Les Fêtes de Bayonne dans la revue "Ethnologie française"



Le sociologue Philippe Steiner, professeur à l’Université Panthéon Sorbonne,  a dirigé une étude sur les Fêtes de Bayonne qu’il est venu observer avec une équipe de chercheurs durant les éditions 2017, 2018 et 2019. Cette observation devait initialement se poursuivre durant les Fêtes de 2020, finalement annulées dans le contexte sanitaire que l’on connaît.

L’enquête s’est appuyée sur des observations directes mais aussi sur des entretiens avec les acteurs de la fête que ce soient des festayres, des cafetiers et des membres de l’administration de la ville. Philippe Steiner a également dépouillé des documents d’archives et des articles de la presse locale,  et mis en place un questionnaire en ligne dès 2018, auquel les participants à la fête étaient invités à répondre.

A partir de ce matériau, ce spécialiste de la sociologie économique a proposé une conférence intitulée « Les fêtes qui sont le sourire des villes » : Sociologie économique des fêtes de Bayonne, dans le cadre des journées d’études organisées au Centre de Sociologie des Organisations à Paris, les 3 et 4 octobre 2018, sur le thème « Vers une sociologie économique de la ville ».

Le texte est disponible en ligne https://www.studocu.com/fr/document/universite-paris-dauphine/sociologie-politique/fete-6-financement-les-fetes-qui-sont-le-sourire-des-villes-sociologie-economique-des-fetes/7584478

 

Philippe Steiner a très récemment consacré un deuxième travail aux Fêtes de Bayonne publié dans la revue Ethnologie française, intitulé « Mictions impossibles. Uriner dans l’espace public aux fêtes de Bayonne ».

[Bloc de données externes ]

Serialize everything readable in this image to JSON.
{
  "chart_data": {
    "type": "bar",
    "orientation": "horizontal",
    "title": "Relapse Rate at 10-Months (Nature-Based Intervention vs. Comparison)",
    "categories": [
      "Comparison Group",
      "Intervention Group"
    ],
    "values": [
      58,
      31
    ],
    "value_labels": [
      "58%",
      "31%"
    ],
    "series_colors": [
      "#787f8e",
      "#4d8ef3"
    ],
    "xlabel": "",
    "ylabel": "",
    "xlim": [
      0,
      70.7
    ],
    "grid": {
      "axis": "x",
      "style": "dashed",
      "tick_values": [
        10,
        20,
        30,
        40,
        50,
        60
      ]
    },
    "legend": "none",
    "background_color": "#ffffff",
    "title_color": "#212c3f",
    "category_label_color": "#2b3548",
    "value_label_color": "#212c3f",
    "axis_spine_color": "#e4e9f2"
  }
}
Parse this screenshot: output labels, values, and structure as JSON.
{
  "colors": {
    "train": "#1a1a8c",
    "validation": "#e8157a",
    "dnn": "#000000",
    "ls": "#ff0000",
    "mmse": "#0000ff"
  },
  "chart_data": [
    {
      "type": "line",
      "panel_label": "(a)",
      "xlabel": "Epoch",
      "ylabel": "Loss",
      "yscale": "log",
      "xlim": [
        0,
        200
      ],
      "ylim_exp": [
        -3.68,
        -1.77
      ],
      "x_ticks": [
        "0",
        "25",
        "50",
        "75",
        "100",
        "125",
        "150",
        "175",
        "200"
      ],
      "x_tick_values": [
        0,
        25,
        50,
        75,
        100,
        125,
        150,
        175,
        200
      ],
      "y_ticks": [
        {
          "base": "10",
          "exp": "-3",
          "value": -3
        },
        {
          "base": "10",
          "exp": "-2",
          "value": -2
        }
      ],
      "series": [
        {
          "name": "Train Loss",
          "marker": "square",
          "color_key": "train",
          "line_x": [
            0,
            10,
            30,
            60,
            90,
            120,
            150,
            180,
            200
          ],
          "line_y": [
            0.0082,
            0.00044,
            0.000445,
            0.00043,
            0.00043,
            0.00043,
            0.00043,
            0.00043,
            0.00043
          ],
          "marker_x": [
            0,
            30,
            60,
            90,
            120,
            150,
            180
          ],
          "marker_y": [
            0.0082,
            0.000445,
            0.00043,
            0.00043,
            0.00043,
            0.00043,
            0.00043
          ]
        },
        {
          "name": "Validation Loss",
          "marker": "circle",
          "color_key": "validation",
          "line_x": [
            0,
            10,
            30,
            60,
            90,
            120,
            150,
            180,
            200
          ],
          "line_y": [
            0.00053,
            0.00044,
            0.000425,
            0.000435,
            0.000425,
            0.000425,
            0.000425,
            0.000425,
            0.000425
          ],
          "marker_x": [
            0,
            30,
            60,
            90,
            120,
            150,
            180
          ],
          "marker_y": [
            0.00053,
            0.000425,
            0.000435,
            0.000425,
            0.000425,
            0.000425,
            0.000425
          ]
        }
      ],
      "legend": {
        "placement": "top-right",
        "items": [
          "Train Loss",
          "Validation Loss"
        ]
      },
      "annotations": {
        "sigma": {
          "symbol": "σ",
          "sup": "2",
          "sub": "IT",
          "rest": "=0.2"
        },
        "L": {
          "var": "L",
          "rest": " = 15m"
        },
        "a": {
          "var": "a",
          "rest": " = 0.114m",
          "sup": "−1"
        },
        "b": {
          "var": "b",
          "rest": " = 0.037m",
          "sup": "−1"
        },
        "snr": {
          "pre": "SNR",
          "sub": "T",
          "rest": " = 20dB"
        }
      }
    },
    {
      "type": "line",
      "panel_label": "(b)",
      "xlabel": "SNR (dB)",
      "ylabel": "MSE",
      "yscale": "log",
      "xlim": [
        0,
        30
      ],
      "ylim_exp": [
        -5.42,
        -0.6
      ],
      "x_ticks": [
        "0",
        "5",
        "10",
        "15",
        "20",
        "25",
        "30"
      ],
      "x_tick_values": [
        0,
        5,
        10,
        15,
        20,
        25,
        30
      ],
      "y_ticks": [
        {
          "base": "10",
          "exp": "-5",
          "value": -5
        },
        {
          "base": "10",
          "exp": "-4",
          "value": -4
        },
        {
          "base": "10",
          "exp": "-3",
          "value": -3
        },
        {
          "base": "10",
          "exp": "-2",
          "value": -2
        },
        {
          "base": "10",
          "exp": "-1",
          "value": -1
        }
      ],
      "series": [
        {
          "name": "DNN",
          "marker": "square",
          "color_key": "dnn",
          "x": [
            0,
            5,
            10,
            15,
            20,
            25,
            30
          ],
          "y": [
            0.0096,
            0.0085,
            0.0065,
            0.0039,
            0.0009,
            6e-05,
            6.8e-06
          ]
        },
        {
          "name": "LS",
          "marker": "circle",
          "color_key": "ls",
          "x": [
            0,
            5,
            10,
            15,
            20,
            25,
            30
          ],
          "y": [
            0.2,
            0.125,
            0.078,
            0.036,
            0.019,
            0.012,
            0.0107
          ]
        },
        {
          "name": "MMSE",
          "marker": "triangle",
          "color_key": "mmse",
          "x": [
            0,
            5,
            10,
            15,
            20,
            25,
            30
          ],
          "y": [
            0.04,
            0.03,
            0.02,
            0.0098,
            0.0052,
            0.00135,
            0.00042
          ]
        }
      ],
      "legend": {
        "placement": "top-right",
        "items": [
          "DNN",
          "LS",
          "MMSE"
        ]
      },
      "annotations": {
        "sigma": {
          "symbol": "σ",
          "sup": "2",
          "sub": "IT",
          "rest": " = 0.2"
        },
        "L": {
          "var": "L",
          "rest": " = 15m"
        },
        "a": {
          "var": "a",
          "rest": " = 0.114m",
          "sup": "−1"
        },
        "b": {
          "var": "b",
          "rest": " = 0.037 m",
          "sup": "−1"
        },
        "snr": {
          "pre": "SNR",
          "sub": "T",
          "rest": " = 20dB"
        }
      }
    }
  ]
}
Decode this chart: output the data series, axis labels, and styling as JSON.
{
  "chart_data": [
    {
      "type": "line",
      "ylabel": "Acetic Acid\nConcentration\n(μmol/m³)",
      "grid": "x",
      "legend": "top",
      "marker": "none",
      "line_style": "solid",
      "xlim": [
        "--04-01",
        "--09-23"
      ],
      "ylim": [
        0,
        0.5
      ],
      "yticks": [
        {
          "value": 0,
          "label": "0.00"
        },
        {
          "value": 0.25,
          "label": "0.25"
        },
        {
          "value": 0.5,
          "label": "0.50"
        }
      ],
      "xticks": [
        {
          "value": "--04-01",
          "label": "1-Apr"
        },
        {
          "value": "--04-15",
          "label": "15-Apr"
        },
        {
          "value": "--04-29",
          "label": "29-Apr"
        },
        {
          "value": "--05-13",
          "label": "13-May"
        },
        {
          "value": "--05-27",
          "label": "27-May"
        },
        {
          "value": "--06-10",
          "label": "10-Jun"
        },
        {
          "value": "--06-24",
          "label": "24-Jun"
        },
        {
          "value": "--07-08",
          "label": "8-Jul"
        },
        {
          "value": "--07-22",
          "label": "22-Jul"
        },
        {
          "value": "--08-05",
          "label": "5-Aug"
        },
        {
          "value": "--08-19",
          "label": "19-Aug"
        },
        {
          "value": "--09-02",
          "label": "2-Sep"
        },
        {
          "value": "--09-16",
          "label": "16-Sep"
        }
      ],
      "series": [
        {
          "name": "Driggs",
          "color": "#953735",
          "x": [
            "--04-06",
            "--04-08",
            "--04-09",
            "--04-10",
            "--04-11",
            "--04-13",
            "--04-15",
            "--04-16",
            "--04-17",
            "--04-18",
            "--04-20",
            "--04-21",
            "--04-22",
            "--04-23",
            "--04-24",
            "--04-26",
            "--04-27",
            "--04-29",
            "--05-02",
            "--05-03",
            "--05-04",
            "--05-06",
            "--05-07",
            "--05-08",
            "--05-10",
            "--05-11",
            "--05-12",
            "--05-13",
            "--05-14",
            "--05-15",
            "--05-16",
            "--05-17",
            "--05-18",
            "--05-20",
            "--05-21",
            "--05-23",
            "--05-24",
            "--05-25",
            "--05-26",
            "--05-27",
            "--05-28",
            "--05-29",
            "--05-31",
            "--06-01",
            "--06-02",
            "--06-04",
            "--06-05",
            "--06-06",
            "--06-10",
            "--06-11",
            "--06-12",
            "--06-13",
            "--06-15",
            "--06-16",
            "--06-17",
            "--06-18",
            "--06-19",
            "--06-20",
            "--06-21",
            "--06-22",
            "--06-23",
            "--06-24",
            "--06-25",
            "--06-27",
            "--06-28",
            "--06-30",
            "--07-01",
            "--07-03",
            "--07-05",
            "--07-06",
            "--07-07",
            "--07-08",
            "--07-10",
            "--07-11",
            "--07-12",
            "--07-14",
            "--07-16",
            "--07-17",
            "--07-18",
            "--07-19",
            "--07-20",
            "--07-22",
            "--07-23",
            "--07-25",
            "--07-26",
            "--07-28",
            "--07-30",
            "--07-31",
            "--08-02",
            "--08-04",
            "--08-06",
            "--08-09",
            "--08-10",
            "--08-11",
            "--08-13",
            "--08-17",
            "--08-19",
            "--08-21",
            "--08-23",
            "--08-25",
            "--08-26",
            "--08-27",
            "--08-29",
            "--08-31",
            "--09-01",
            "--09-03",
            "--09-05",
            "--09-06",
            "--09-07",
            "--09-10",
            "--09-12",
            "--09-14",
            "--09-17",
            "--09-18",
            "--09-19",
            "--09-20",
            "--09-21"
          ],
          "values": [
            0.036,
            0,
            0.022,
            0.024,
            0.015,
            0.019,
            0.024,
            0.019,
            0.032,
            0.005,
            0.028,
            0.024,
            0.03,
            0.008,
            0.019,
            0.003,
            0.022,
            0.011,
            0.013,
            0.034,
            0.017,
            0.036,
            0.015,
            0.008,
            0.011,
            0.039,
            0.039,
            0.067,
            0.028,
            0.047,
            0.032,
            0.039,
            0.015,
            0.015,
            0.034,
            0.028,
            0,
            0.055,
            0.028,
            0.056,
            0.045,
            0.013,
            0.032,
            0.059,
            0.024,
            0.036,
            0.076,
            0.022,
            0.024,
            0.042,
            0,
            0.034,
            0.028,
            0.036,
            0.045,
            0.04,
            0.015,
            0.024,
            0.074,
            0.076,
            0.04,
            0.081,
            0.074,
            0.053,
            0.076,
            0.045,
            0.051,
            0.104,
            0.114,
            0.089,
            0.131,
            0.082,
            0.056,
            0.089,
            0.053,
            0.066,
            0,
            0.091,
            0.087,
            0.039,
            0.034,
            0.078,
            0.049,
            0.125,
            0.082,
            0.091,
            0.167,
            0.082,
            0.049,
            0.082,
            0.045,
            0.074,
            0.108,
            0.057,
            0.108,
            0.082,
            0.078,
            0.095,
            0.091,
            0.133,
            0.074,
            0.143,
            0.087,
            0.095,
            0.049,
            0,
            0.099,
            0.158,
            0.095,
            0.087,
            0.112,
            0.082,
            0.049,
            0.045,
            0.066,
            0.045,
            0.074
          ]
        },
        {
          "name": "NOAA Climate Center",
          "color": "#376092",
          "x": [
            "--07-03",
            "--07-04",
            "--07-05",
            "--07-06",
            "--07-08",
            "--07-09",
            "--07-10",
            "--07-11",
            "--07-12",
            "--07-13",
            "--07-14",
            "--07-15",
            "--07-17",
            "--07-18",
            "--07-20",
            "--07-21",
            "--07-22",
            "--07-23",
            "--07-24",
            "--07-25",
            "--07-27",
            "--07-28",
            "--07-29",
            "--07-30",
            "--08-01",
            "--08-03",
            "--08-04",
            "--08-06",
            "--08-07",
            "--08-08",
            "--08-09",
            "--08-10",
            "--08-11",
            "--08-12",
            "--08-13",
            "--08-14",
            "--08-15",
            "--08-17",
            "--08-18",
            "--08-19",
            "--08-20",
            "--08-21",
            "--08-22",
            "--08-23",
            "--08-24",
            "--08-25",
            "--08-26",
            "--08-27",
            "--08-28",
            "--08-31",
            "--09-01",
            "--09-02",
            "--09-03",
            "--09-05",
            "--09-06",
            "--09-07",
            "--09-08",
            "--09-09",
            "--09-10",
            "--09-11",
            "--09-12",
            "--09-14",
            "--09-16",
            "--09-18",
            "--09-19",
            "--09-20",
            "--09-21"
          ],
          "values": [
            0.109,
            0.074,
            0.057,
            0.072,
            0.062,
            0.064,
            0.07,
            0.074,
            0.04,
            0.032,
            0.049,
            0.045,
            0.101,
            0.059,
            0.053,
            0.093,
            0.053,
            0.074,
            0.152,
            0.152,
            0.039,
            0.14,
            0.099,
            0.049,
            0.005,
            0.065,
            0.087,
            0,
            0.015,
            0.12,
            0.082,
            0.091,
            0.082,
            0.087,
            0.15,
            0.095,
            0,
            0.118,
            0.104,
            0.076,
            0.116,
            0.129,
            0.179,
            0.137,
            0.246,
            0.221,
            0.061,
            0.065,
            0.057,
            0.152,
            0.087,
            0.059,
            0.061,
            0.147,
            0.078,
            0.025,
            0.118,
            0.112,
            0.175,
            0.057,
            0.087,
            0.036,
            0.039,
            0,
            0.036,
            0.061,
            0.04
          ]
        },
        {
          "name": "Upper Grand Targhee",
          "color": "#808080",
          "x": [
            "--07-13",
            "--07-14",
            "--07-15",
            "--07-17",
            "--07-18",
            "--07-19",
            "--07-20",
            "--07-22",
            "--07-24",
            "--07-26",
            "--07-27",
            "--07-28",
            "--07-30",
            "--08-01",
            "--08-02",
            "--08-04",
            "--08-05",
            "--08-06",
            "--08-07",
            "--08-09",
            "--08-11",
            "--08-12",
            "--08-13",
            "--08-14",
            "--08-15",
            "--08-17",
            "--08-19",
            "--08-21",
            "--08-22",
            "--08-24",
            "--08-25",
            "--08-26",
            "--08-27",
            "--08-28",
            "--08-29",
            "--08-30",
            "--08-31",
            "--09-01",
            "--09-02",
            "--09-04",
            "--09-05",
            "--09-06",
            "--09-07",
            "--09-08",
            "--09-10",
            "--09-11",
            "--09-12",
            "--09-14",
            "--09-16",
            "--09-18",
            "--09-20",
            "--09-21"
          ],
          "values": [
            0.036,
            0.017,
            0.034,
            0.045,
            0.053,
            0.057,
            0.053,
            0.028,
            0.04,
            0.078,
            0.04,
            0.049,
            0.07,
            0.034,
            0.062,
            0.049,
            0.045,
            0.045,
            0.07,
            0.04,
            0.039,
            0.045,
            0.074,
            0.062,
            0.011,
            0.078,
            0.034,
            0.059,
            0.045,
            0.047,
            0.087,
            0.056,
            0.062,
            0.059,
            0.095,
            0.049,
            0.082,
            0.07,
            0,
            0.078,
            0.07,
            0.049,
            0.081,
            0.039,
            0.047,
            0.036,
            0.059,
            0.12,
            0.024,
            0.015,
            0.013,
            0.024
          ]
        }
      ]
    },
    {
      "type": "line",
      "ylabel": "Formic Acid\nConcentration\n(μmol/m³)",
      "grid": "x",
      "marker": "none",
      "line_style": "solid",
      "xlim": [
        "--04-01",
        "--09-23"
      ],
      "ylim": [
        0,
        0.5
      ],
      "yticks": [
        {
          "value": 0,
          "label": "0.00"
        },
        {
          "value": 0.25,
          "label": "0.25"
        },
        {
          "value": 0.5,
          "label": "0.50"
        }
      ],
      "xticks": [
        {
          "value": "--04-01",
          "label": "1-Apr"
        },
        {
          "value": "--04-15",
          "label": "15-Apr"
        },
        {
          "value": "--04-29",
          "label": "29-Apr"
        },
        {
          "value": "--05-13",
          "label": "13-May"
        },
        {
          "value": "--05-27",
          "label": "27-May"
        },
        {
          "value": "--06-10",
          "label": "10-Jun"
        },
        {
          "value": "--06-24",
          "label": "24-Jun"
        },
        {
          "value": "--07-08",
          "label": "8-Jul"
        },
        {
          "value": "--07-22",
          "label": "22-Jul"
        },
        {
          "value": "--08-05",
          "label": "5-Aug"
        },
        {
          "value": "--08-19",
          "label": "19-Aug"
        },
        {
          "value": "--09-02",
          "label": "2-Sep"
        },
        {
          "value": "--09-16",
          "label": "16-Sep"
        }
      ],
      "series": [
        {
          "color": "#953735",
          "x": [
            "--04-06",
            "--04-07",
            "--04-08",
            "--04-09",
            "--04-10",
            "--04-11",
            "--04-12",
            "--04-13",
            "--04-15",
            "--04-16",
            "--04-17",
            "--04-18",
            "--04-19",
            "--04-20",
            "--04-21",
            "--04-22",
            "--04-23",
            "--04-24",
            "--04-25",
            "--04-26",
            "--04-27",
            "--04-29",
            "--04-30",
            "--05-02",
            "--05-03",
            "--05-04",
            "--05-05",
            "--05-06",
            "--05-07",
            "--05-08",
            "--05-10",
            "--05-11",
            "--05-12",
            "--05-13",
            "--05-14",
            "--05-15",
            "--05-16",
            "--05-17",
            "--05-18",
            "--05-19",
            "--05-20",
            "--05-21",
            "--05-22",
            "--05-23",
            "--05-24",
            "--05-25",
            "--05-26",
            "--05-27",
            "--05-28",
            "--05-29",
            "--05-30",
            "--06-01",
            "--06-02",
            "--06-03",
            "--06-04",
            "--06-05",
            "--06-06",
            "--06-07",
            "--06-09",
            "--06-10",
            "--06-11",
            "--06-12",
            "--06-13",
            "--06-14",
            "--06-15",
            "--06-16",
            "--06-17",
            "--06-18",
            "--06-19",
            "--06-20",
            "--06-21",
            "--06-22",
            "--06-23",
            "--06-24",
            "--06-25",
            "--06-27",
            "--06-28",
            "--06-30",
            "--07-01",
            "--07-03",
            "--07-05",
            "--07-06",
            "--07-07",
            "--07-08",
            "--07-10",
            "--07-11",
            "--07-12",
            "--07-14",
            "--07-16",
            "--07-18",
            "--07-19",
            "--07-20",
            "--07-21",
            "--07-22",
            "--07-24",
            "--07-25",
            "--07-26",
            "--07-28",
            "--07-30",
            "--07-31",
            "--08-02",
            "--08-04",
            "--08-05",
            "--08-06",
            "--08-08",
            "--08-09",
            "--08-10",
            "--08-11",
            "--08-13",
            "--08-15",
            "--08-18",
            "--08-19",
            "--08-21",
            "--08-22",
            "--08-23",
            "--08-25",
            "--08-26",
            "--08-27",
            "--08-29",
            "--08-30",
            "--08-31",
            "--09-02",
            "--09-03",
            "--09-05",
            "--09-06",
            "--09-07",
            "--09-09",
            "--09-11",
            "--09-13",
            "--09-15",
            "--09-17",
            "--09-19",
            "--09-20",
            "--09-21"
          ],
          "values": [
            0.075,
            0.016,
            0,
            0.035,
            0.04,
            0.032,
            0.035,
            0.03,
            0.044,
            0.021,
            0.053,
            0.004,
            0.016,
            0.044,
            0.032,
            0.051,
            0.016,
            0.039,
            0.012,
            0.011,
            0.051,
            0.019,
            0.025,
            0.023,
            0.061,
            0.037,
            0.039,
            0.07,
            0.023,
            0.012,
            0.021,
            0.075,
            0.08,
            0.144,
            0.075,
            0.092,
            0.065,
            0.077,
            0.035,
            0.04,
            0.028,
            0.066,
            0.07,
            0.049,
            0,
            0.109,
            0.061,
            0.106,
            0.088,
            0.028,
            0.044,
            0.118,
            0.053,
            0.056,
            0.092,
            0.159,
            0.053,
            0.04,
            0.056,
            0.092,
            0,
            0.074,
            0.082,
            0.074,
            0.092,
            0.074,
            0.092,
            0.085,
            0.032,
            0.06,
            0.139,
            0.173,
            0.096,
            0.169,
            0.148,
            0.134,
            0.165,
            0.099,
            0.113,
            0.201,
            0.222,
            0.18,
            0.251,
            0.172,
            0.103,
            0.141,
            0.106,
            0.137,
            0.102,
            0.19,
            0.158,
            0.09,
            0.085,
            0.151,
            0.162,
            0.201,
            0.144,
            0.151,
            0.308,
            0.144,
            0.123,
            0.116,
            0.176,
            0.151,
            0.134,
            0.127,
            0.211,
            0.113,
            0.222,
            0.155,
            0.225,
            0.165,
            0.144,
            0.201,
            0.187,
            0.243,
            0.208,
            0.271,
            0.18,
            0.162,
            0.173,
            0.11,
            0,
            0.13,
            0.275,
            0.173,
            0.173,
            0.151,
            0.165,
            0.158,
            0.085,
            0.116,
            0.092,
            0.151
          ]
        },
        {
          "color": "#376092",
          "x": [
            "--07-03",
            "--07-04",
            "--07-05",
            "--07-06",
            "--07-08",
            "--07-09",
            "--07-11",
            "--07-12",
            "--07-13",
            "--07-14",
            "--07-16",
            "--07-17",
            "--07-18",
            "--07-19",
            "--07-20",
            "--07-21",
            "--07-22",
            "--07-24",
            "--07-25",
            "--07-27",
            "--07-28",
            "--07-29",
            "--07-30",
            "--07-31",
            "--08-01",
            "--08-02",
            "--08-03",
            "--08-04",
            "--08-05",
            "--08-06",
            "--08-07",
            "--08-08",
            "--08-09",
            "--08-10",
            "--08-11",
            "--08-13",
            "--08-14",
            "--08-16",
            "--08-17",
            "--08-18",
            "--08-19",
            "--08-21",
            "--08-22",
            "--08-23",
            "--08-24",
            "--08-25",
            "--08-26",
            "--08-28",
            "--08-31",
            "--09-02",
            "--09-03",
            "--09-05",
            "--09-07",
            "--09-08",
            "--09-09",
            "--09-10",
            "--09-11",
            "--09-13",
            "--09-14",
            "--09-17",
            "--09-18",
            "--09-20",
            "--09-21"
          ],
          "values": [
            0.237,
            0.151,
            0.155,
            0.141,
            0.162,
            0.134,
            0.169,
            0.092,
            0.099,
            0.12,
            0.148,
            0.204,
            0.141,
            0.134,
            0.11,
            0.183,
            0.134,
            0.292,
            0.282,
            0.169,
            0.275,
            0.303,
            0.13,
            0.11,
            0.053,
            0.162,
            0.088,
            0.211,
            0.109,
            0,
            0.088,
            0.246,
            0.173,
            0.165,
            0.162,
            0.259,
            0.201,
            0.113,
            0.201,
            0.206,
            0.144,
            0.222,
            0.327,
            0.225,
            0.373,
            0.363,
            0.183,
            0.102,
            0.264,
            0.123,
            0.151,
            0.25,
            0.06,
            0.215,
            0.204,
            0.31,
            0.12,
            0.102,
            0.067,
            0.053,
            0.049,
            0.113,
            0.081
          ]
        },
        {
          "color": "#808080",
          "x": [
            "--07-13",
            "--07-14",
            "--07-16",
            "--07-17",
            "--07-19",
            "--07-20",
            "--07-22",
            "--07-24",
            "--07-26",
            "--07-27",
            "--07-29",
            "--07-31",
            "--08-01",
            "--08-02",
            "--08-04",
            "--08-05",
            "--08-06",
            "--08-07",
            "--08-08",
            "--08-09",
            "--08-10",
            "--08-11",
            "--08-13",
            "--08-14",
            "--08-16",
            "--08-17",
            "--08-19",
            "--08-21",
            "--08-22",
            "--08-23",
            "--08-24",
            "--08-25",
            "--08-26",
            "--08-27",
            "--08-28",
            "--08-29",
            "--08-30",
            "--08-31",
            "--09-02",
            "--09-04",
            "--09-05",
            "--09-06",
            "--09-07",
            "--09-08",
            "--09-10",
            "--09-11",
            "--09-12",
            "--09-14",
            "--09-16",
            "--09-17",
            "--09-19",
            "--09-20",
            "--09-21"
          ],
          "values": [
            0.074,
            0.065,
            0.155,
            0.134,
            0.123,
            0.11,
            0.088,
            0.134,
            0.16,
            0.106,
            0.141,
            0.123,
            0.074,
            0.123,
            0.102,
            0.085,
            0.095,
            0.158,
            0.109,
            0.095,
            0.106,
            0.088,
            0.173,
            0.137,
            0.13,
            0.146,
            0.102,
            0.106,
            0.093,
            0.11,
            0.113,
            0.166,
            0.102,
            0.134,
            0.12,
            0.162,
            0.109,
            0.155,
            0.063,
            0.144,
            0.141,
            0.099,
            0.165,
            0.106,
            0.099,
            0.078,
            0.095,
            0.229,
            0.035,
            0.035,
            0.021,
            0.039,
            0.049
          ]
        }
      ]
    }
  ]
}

Le choix de ce sujet anthropologique, et qui peut prêter à sourire, peut surprendre de la part d’un spécialiste de la sociologie économique. Il explique ce choix dans l’article par l’importance du phénomène des  « mictions sauvages » et les problèmes qu’elles posent.

En effet, dans l’enquête en ligne, à une question qui portait sur les aspects négatifs de la fête (« A l’occasion des Fêtes, avez-vous un sentiment négatif parce qu’il y a… »), 52%, donc plus de la moitié des 3870 personnes qui ont répondu, ont coché la réponse «Des personnes qui urinent dans la rue ».[1]

Pour mieux comprendre le propos de l’article, citons le résumé proposé en en-tête de celui-ci « Après avoir examiné comment la mairie tente de contrôler ce phénomène, l’article met l’accent sur la stratégie normative de « rappel à l’hygiène », équivalent moderne des manuels de savoir-vivre mobilisés par Norbert Elias »[2].

L’article est à découvrir dans la revue Ethnologie française, 2021/2, p.425-440, disponible au centre de documentation du Musée Basque.

 

[1] Voir SorBayonne - Questionnaire sur la sociologie des fêtes de Bayonne, https://docs.google.com/forms/d/e/1FAIpQLSe5gNxgmLoXdezRWHe2Ow-ycV4jWMP-y8_eDcYpcOMJNehnTQ/viewform, consulté le 22/09/2021

[2] Philippe Steiner, «Mictions impossibles. Uriner dans l’espace public aux fêtes de Bayonne » in Ethnologie française , 2021/2, p.425.